Economia

CRISE CAPITALISTA

Pesquisa revela que cortes de direitos durante a pandemia não irão manter os empregos

Mesmo que 90% das empresas de alimentação, alojamento e transporte rodoviário tenham acessado os programas de Bolsonaro de retirada de direitos e salários para a manutenção dos empregos, uma em cada quarto empresas do setor de serviços irá demitir ou fechar revela pesquisa da FGV.

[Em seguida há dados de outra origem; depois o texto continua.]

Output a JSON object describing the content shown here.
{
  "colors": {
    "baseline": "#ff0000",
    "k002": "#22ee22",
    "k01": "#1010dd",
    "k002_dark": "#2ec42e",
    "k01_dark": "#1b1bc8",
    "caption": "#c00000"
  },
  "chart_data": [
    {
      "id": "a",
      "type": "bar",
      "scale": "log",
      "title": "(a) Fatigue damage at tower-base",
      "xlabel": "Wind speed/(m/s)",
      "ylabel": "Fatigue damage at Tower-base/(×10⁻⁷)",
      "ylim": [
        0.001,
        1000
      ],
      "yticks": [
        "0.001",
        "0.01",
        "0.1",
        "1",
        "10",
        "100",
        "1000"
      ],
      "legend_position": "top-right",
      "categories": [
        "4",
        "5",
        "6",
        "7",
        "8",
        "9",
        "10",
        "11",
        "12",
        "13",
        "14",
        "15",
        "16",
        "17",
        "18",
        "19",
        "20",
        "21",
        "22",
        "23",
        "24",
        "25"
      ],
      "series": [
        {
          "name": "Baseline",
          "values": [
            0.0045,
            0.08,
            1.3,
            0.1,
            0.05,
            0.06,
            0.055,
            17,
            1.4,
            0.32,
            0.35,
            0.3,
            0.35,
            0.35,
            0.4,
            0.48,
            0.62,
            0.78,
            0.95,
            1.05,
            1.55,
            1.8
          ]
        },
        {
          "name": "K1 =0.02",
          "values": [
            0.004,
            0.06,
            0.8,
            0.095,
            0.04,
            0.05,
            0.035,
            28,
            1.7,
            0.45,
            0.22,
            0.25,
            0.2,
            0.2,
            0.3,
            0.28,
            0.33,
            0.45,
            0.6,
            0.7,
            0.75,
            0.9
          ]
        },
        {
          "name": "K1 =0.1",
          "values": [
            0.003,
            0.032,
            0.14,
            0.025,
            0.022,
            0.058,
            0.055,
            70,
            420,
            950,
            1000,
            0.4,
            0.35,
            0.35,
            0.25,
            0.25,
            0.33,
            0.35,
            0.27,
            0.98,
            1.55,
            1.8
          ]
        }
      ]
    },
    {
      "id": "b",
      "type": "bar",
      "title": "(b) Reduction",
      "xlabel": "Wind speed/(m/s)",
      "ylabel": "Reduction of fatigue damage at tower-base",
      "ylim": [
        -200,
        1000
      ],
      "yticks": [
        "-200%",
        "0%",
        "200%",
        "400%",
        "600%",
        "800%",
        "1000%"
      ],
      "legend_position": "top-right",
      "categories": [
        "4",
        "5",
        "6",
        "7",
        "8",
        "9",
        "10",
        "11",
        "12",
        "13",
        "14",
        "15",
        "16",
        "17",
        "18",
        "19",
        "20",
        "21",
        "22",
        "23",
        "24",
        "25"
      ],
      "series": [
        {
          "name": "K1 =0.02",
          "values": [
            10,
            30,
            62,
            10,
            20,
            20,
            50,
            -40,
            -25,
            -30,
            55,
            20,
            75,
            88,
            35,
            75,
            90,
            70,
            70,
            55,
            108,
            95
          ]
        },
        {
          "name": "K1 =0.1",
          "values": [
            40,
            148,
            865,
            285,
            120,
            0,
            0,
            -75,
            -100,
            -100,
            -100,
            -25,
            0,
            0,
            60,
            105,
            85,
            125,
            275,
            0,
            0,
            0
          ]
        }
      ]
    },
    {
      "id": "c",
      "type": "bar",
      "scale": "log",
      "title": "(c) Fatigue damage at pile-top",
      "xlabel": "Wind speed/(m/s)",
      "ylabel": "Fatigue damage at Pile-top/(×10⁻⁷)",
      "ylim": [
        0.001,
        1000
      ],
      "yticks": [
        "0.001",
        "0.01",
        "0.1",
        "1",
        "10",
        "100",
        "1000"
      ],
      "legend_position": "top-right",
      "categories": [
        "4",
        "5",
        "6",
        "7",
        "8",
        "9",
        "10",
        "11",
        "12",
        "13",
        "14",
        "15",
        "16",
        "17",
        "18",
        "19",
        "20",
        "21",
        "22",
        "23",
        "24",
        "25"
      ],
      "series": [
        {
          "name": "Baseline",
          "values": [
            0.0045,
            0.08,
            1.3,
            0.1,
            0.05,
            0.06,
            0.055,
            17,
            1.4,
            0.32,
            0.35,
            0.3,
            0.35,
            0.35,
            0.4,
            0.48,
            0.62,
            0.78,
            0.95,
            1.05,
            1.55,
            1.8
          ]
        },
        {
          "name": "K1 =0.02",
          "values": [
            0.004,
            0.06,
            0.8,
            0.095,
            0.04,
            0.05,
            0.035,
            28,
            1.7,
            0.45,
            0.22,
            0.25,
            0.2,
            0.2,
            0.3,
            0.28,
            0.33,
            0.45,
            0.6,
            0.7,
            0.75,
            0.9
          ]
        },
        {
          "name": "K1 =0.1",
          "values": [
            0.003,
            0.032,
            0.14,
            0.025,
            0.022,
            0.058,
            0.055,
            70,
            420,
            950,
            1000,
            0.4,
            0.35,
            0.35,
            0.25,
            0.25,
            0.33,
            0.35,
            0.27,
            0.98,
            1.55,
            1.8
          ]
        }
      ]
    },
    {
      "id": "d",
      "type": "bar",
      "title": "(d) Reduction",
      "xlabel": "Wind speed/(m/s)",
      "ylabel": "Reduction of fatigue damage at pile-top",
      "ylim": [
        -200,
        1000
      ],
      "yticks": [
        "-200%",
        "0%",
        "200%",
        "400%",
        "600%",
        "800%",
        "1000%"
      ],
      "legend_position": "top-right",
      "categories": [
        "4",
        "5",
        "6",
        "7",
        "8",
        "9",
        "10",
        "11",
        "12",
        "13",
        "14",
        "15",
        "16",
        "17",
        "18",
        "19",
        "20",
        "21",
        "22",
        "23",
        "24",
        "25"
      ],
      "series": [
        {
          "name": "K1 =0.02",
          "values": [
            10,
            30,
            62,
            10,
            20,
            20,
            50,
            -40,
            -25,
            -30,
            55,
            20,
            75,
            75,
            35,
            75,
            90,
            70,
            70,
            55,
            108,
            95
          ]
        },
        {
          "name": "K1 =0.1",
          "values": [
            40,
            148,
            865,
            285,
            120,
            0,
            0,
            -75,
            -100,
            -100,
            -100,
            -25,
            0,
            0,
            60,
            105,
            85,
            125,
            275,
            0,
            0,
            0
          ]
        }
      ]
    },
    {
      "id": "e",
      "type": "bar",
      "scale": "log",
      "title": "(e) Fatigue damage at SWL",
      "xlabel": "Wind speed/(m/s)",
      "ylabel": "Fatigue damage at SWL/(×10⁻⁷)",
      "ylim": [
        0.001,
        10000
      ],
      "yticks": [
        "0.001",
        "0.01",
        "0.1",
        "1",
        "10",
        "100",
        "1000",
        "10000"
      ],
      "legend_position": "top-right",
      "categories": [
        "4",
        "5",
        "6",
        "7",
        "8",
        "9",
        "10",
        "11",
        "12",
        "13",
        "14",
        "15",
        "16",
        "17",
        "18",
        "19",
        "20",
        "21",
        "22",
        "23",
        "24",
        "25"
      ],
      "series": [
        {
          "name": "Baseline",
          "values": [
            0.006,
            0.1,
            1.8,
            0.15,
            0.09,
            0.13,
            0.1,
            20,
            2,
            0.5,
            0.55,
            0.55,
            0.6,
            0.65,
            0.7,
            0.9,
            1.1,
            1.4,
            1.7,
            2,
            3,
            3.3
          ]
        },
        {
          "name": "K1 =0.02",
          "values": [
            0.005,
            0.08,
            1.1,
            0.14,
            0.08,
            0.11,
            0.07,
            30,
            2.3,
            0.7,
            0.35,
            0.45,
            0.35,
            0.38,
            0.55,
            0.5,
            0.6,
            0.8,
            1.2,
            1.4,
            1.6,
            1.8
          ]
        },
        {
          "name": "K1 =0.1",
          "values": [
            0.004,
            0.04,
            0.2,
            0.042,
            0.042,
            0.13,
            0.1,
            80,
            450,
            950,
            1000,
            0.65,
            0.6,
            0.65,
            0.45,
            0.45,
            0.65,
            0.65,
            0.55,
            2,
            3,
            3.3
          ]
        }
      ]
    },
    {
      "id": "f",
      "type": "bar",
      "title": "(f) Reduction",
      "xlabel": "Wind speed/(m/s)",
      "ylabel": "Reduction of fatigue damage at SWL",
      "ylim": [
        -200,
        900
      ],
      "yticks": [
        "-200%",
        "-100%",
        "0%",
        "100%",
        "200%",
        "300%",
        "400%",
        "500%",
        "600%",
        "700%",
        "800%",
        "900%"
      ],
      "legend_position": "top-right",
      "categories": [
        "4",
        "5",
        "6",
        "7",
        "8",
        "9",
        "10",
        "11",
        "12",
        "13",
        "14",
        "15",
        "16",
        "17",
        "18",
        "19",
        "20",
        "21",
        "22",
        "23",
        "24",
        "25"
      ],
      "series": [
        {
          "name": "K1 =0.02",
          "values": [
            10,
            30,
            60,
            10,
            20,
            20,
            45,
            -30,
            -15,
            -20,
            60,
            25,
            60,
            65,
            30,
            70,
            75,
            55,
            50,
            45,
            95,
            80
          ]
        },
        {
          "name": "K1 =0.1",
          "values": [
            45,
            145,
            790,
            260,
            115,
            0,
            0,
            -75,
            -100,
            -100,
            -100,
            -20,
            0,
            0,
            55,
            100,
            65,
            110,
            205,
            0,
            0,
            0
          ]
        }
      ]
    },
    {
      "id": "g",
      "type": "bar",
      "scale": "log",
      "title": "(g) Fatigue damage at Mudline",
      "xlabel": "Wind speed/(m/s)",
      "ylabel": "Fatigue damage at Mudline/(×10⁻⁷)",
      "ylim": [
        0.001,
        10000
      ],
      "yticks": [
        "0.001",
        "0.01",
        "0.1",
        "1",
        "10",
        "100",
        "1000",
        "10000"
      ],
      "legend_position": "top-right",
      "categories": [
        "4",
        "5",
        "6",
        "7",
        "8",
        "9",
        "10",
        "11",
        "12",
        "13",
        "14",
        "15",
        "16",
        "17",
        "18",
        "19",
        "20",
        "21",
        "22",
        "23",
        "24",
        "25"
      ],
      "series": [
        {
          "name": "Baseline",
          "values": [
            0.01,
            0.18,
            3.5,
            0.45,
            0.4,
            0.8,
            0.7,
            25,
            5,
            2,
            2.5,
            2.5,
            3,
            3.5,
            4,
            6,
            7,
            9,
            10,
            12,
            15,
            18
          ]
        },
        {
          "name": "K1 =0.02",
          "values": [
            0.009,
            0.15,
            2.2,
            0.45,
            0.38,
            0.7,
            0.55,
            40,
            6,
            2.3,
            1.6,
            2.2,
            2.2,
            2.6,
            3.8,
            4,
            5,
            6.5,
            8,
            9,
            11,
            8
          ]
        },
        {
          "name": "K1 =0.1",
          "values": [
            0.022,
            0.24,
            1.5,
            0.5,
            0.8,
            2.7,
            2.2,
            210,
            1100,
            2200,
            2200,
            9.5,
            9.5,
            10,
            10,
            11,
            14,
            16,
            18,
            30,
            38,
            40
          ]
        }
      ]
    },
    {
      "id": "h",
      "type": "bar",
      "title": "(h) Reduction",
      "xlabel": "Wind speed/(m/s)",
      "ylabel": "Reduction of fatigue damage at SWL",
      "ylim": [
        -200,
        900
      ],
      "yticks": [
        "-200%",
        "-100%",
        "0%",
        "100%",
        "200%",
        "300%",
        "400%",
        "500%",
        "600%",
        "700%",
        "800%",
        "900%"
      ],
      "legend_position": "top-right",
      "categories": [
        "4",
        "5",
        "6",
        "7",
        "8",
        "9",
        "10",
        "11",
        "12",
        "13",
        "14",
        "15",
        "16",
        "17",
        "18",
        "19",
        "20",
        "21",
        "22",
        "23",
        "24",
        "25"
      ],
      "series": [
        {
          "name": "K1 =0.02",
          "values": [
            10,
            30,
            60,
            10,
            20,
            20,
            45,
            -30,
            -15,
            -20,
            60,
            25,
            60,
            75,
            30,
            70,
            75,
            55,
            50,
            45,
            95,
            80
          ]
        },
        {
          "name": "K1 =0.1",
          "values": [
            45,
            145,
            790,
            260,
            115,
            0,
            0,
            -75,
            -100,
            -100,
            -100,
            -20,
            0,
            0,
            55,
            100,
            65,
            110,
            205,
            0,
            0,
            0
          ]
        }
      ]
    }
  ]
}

sexta-feira 18 de setembro| Edição do dia

Foto: Luciano Belford

No transporte rodoviário 37% dos empresários afirmaram que irão demitir, nos serviços de alojamento 34%, e 39% nos serviços de alimentação. No total de empresas do setor de serviços, que acessou algum programa do governo para a manutenção dos empregos, 55% afirma que irá fechar ou não conseguirá assumir a folha de pagamento dos trabalhadores. No setor industrial de bens duráveis 31,7% dos empresários, que reduziram jornadas e salários e suspenderam contratos amparados por Bolsonaro, responderam que irão demitir, nas montadoras de veículos, por exemplo, são 27%.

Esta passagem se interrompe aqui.